Imagine it: Ron Paul playing the same influential role as Dick Cheney has, but in an honest, Constitutional way. I don't know exactly which stooge we would sitting in Bush's place, Romney might be a good one because he might be more swayed to our side because he is a businessmen who is traditionally more liberal on matter, and he has executive branch experience that Ron Paul clearly lacks (but think of all of his Congressional experience - perfectly suited for being a Vice President :D). Basically, he's more swayed by the power of the corporation than the power of the force of government, more akin to how Giuliani would be. Corporations benefit more from the free market than government regulation.

Huckabee will probably slide back in the race, but I really hope he starts taking down McCain, because I'd much rather have Huckabee than McCain. McCain would make a good Secretary of Defense, and would enjoy the boost of power he would receive from having all of our troops within our border (he could begin coordinating our national security efforts by placing bases here again, monitoring the border, etc.). I don't know if Giuliani could be trusted with any of this, perhaps he could be appointed as an intern.

01-22-2008, 11:20 AM
Fascinating prospect, cabinet officers who aren't just shills to the president.

01-22-2008, 11:26 AM
The OP makes a good point, but I'm not sure if it matters. In my view, the only Republican candidate with an actual shot of winning the general election is Ron Paul. I just can't see America voting for anyone else in the party because it will be spun as "more of the same" by the Democrats.

01-22-2008, 11:26 AM
A brokered convention would mean certain defeat in November. The average Joe will say "How good can this candidate be when he couldn't even get a majority of support within his own party?"

01-22-2008, 11:33 AM
In this case, a brokered convention that produces Dr. Ron Paul as the nominee demonstrates a break with the Bush baggage, baggage which will surely be hung around the neck of any other possible Republican nominee. What the other candidates haven't yet figured out is that a repudiation of Bush's Presidency is the ONLY act that will make any of them viable general election contenders. So, far from being a detriment to the eventual Republican nominee, a brokered convention, instead of a coronation of a Bush successor, is the only thing that will save the GOP, especially if the nominee is someone other than Ron Paul.

01-22-2008, 11:37 AM
I think there is a better chance for the Democrats to have a brokered convention with two strong candidates and a wild card staying in the race. The Republicans have no strong candidate which I think means that most will gone and one person will end up winning enough delegates because he is the only person left standing.

01-22-2008, 11:44 AM
A brokered convention would mean certain defeat in November. The average Joe will say "How good can this candidate be when he couldn't even get a majority of support within his own party?"

Not so. The one thing that even the Republicans have figured out is that America wants "change." The change America wants, however, is as far away from GWB as possible.

I can promise you this: the candidate who will win the general election in November is the one who succeeds in marketing himself as the least like Bush. There is only one candidate from either major party who can do that successfully.

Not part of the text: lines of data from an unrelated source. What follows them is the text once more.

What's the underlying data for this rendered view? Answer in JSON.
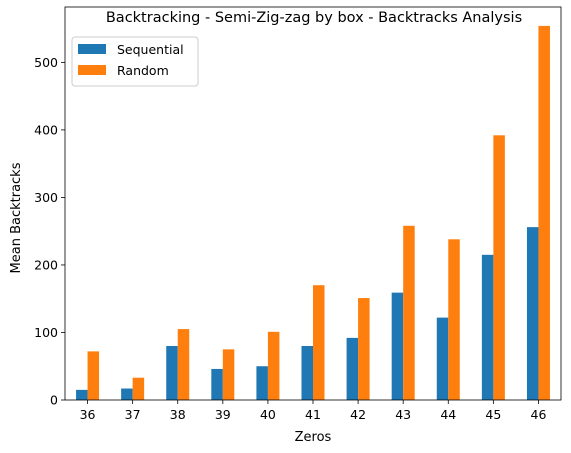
{
  "chart_data": {
    "type": "bar",
    "title": "Backtracking - Semi-Zig-zag by box - Backtracks Analysis",
    "xlabel": "Zeros",
    "ylabel": "Mean Backtracks",
    "categories": [
      "36",
      "37",
      "38",
      "39",
      "40",
      "41",
      "42",
      "43",
      "44",
      "45",
      "46"
    ],
    "series": [
      {
        "name": "Sequential",
        "color": "#1f77b4",
        "values": [
          15,
          17,
          80,
          46,
          50,
          80,
          92,
          159,
          122,
          215,
          256
        ]
      },
      {
        "name": "Random",
        "color": "#ff7f0e",
        "values": [
          72,
          33,
          105,
          75,
          101,
          170,
          151,
          258,
          238,
          392,
          554
        ]
      }
    ],
    "ylim": [
      0,
      582
    ],
    "yticks": [
      0,
      100,
      200,
      300,
      400,
      500
    ],
    "legend_position": "top-left",
    "grid": false
  }
}
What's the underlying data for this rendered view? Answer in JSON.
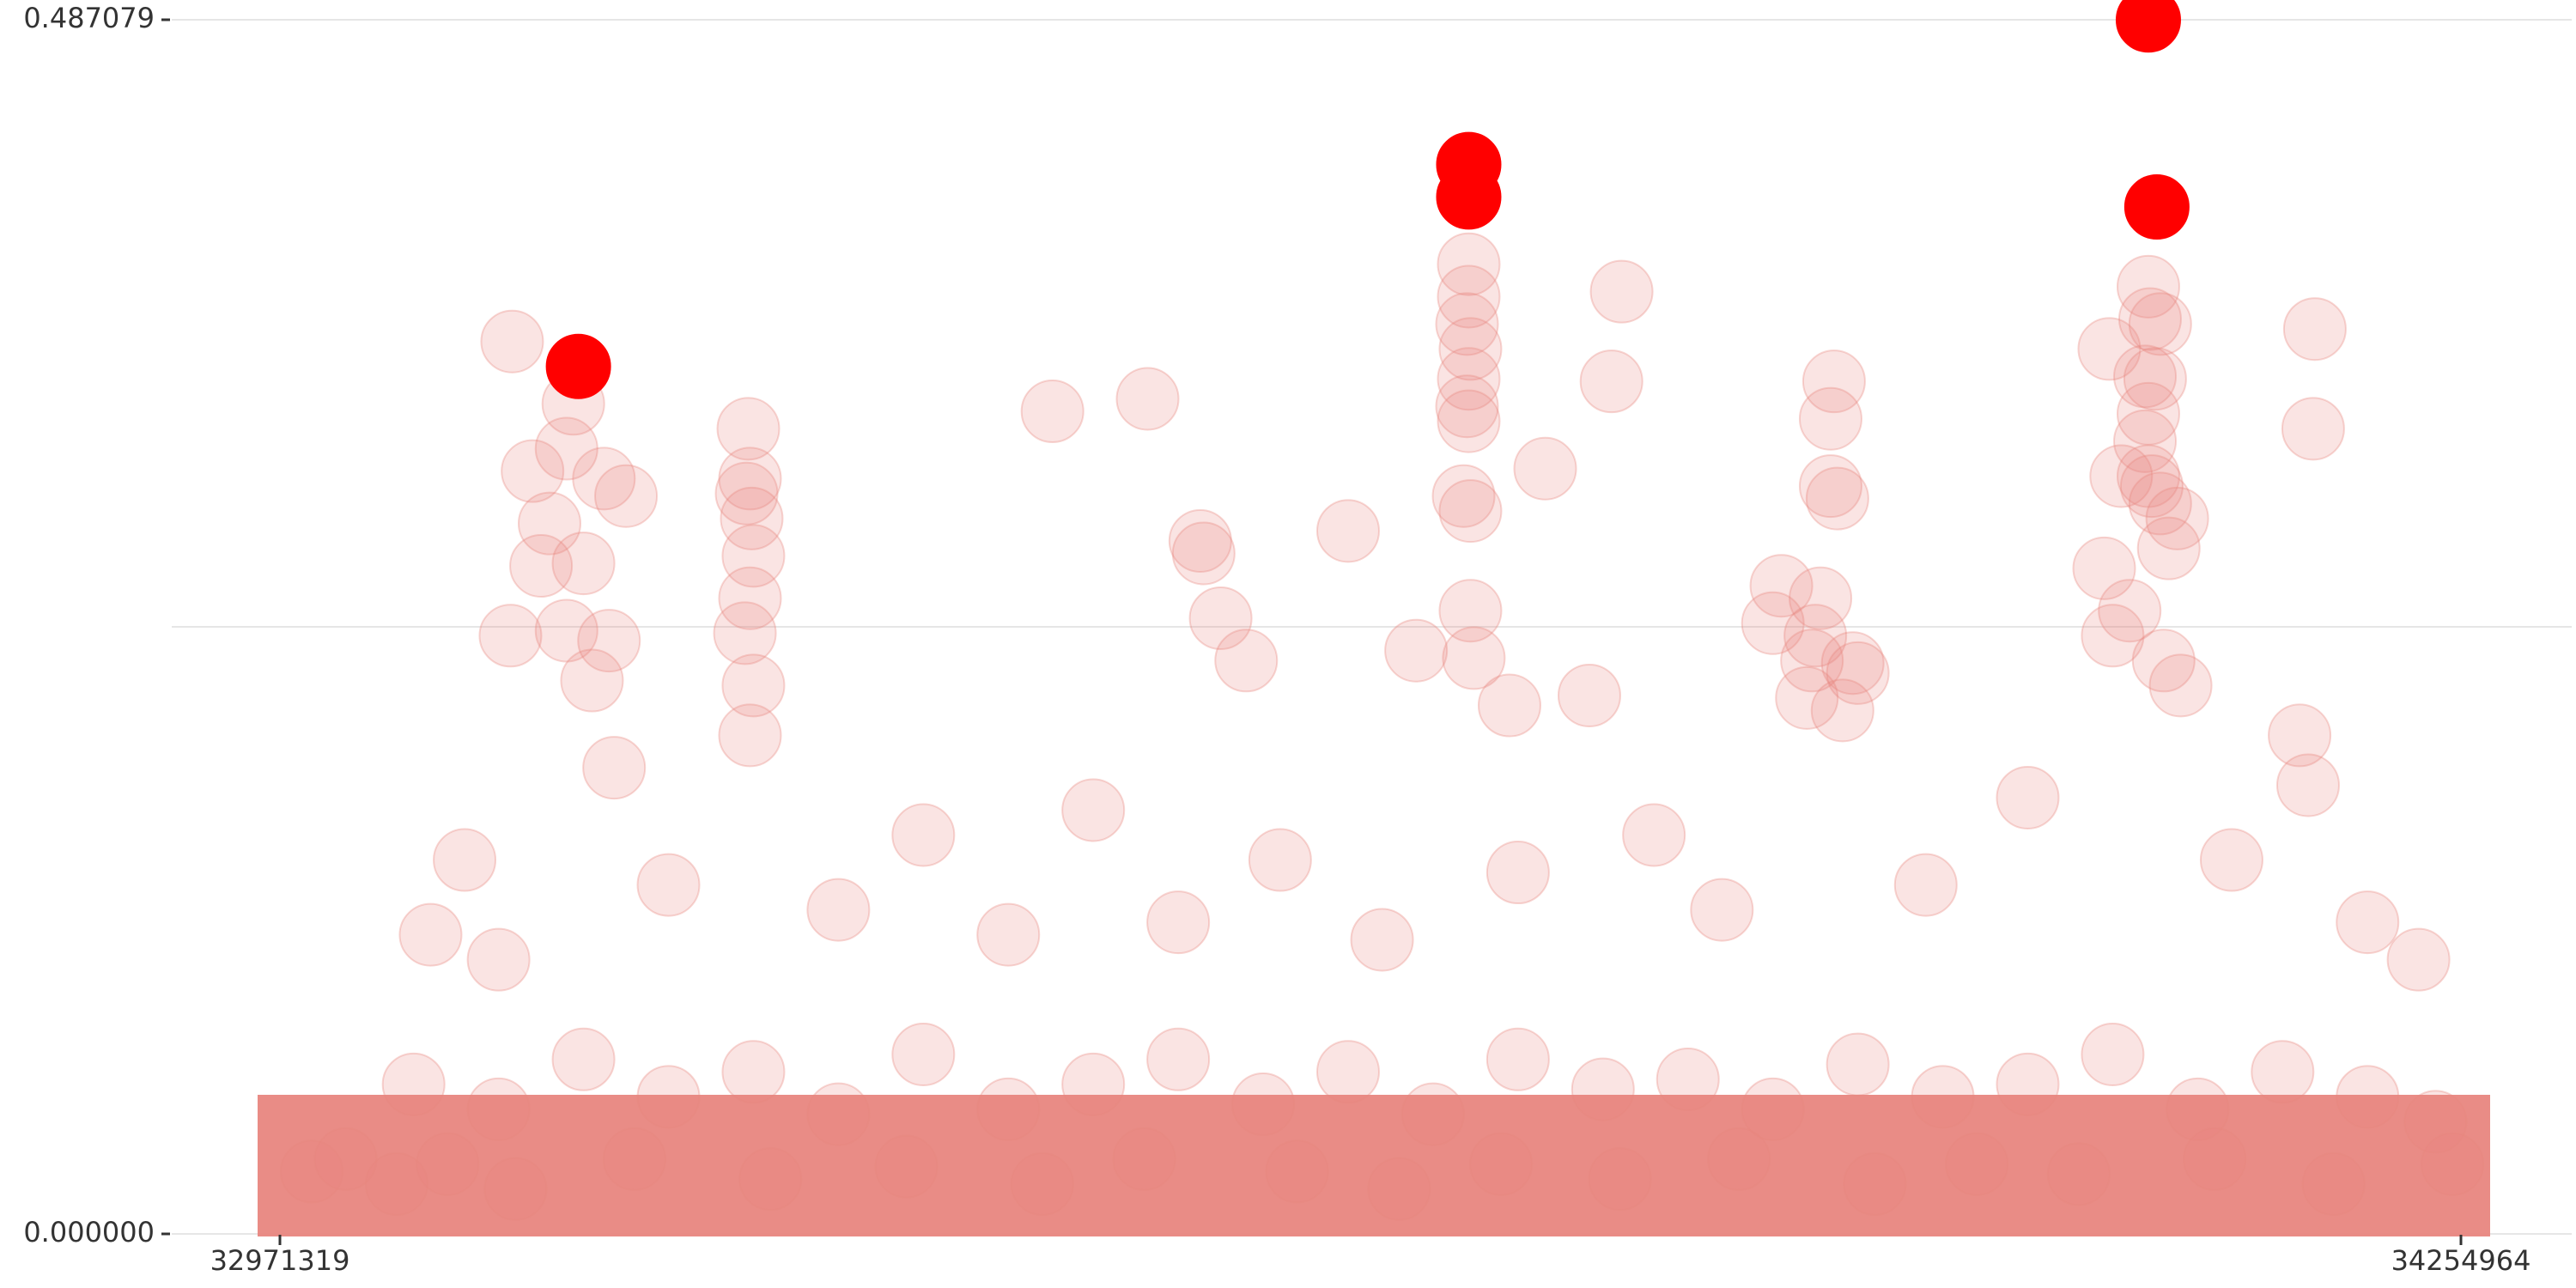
{
  "colors": {
    "background": "#ffffff",
    "gridline": "#e6e6e6",
    "axis": "#333333",
    "point_fill": "#e8867f",
    "point_highlight": "#ff0000"
  },
  "chart_data": {
    "type": "scatter",
    "title": "",
    "xlabel": "",
    "ylabel": "",
    "xlim": [
      32971319,
      34254964
    ],
    "ylim": [
      0.0,
      0.487079
    ],
    "x_tick_labels": [
      "32971319",
      "34254964"
    ],
    "y_tick_labels": [
      "0.000000",
      "0.487079"
    ],
    "grid": "horizontal",
    "series": [
      {
        "style": "semi-transparent",
        "points": [
          [
            33144000,
            0.333
          ],
          [
            33120000,
            0.306
          ],
          [
            33125000,
            0.268
          ],
          [
            33130000,
            0.285
          ],
          [
            33140000,
            0.315
          ],
          [
            33108000,
            0.358
          ],
          [
            33107000,
            0.24
          ],
          [
            33150000,
            0.269
          ],
          [
            33162000,
            0.303
          ],
          [
            33175000,
            0.296
          ],
          [
            33165000,
            0.238
          ],
          [
            33168000,
            0.187
          ],
          [
            33140000,
            0.242
          ],
          [
            33155000,
            0.222
          ],
          [
            33247000,
            0.323
          ],
          [
            33248000,
            0.303
          ],
          [
            33246000,
            0.297
          ],
          [
            33249000,
            0.287
          ],
          [
            33250000,
            0.272
          ],
          [
            33248000,
            0.255
          ],
          [
            33245000,
            0.241
          ],
          [
            33250000,
            0.22
          ],
          [
            33248000,
            0.2
          ],
          [
            33426000,
            0.33
          ],
          [
            33482000,
            0.335
          ],
          [
            33513000,
            0.278
          ],
          [
            33515000,
            0.273
          ],
          [
            33540000,
            0.23
          ],
          [
            33525000,
            0.247
          ],
          [
            33640000,
            0.234
          ],
          [
            33600000,
            0.282
          ],
          [
            33671000,
            0.389
          ],
          [
            33671000,
            0.376
          ],
          [
            33670000,
            0.365
          ],
          [
            33672000,
            0.355
          ],
          [
            33671000,
            0.343
          ],
          [
            33670000,
            0.332
          ],
          [
            33671000,
            0.326
          ],
          [
            33668000,
            0.296
          ],
          [
            33672000,
            0.29
          ],
          [
            33672000,
            0.25
          ],
          [
            33674000,
            0.231
          ],
          [
            33716000,
            0.307
          ],
          [
            33761000,
            0.378
          ],
          [
            33755000,
            0.342
          ],
          [
            33695000,
            0.212
          ],
          [
            33742000,
            0.216
          ],
          [
            33886000,
            0.342
          ],
          [
            33884000,
            0.327
          ],
          [
            33884000,
            0.3
          ],
          [
            33888000,
            0.295
          ],
          [
            33878000,
            0.255
          ],
          [
            33875000,
            0.24
          ],
          [
            33897000,
            0.229
          ],
          [
            33900000,
            0.225
          ],
          [
            33855000,
            0.26
          ],
          [
            33850000,
            0.245
          ],
          [
            33873000,
            0.23
          ],
          [
            33870000,
            0.215
          ],
          [
            33891000,
            0.21
          ],
          [
            34071000,
            0.38
          ],
          [
            34072000,
            0.367
          ],
          [
            34069000,
            0.344
          ],
          [
            34078000,
            0.365
          ],
          [
            34048000,
            0.355
          ],
          [
            34075000,
            0.343
          ],
          [
            34071000,
            0.329
          ],
          [
            34069000,
            0.318
          ],
          [
            34071000,
            0.304
          ],
          [
            34055000,
            0.304
          ],
          [
            34073000,
            0.3
          ],
          [
            34078000,
            0.293
          ],
          [
            34088000,
            0.287
          ],
          [
            34083000,
            0.275
          ],
          [
            34045000,
            0.267
          ],
          [
            34060000,
            0.25
          ],
          [
            34050000,
            0.24
          ],
          [
            34080000,
            0.23
          ],
          [
            34090000,
            0.22
          ],
          [
            34169000,
            0.363
          ],
          [
            34168000,
            0.323
          ],
          [
            34160000,
            0.2
          ],
          [
            34165000,
            0.18
          ],
          [
            33060000,
            0.12
          ],
          [
            33080000,
            0.15
          ],
          [
            33100000,
            0.11
          ],
          [
            33200000,
            0.14
          ],
          [
            33300000,
            0.13
          ],
          [
            33350000,
            0.16
          ],
          [
            33400000,
            0.12
          ],
          [
            33450000,
            0.17
          ],
          [
            33500000,
            0.125
          ],
          [
            33560000,
            0.15
          ],
          [
            33620000,
            0.118
          ],
          [
            33700000,
            0.145
          ],
          [
            33780000,
            0.16
          ],
          [
            33820000,
            0.13
          ],
          [
            33940000,
            0.14
          ],
          [
            34000000,
            0.175
          ],
          [
            34120000,
            0.15
          ],
          [
            34200000,
            0.125
          ],
          [
            34230000,
            0.11
          ],
          [
            33050000,
            0.06
          ],
          [
            33100000,
            0.05
          ],
          [
            33150000,
            0.07
          ],
          [
            33200000,
            0.055
          ],
          [
            33250000,
            0.065
          ],
          [
            33300000,
            0.048
          ],
          [
            33350000,
            0.072
          ],
          [
            33400000,
            0.05
          ],
          [
            33450000,
            0.06
          ],
          [
            33500000,
            0.07
          ],
          [
            33550000,
            0.052
          ],
          [
            33600000,
            0.065
          ],
          [
            33650000,
            0.048
          ],
          [
            33700000,
            0.07
          ],
          [
            33750000,
            0.058
          ],
          [
            33800000,
            0.062
          ],
          [
            33850000,
            0.05
          ],
          [
            33900000,
            0.068
          ],
          [
            33950000,
            0.055
          ],
          [
            34000000,
            0.06
          ],
          [
            34050000,
            0.072
          ],
          [
            34100000,
            0.05
          ],
          [
            34150000,
            0.065
          ],
          [
            34200000,
            0.055
          ],
          [
            34240000,
            0.045
          ],
          [
            32990000,
            0.025
          ],
          [
            33010000,
            0.03
          ],
          [
            33040000,
            0.02
          ],
          [
            33070000,
            0.028
          ],
          [
            33110000,
            0.018
          ],
          [
            33180000,
            0.03
          ],
          [
            33260000,
            0.022
          ],
          [
            33340000,
            0.027
          ],
          [
            33420000,
            0.02
          ],
          [
            33480000,
            0.03
          ],
          [
            33570000,
            0.025
          ],
          [
            33630000,
            0.018
          ],
          [
            33690000,
            0.028
          ],
          [
            33760000,
            0.022
          ],
          [
            33830000,
            0.03
          ],
          [
            33910000,
            0.02
          ],
          [
            33970000,
            0.028
          ],
          [
            34030000,
            0.024
          ],
          [
            34110000,
            0.03
          ],
          [
            34180000,
            0.02
          ],
          [
            34250000,
            0.028
          ]
        ]
      },
      {
        "style": "highlighted",
        "points": [
          [
            33147000,
            0.348
          ],
          [
            33671000,
            0.429
          ],
          [
            33671000,
            0.416
          ],
          [
            34076000,
            0.412
          ],
          [
            34071000,
            0.487
          ]
        ]
      }
    ]
  }
}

Ironically, any of the likely Democrat nominees with be running to perpetuate the same interventionism, weak borders, and subservience to international organizations that has characterized the current administration, and crippled the USA. Any other Republican nominee will just be viewed as Bush's 3rd term, and will lose the general election.

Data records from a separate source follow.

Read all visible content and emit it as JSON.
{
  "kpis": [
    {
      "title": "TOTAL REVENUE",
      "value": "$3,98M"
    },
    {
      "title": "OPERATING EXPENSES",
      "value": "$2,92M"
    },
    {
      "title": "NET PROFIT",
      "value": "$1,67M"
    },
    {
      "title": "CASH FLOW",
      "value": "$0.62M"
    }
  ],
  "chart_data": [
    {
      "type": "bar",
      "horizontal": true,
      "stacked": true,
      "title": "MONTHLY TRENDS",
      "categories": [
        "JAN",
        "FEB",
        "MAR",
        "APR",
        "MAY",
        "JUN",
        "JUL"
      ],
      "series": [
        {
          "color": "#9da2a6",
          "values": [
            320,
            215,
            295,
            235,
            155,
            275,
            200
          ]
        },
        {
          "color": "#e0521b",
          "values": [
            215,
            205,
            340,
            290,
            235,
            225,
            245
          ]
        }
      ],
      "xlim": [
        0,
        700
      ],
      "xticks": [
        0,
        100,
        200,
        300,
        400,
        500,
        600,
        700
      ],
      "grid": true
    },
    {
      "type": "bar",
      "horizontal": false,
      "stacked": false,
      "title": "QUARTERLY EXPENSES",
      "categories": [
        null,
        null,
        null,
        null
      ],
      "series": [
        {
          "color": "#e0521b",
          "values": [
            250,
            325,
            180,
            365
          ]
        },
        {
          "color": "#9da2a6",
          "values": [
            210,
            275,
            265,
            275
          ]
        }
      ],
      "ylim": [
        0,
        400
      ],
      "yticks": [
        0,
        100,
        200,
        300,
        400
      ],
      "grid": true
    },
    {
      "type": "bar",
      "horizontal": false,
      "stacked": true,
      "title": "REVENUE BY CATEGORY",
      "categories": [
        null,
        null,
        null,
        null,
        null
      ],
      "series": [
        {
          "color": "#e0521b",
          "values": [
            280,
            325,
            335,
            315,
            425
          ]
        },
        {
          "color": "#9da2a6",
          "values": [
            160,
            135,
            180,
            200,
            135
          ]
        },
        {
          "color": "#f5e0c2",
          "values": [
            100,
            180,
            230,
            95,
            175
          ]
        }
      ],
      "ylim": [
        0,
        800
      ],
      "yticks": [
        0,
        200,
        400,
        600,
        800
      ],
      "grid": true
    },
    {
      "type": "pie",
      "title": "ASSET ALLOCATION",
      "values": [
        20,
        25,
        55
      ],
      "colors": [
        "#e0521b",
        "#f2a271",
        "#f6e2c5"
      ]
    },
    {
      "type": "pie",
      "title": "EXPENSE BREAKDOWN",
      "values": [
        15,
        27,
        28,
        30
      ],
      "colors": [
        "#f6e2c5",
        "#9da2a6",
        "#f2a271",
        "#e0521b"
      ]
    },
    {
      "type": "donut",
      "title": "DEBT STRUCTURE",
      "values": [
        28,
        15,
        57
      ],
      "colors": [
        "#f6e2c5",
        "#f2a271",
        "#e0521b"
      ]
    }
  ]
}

Ron Paul is the ONLY general election hope that the GOP has.

01-22-2008, 11:55 AM
Abe Lincoln won after a brokered convention, so I would disagree

01-22-2008, 02:03 PM
A brokered convention will get republicans involved in the process. It will cause them to think about the issues. A fight will energize all the republicans and get them off their lazy behinds.

If the Dems elect Hillary, she will unify the Republican base. Already, former high level Clinton Presidential appointees are going to the media to try and defeat her.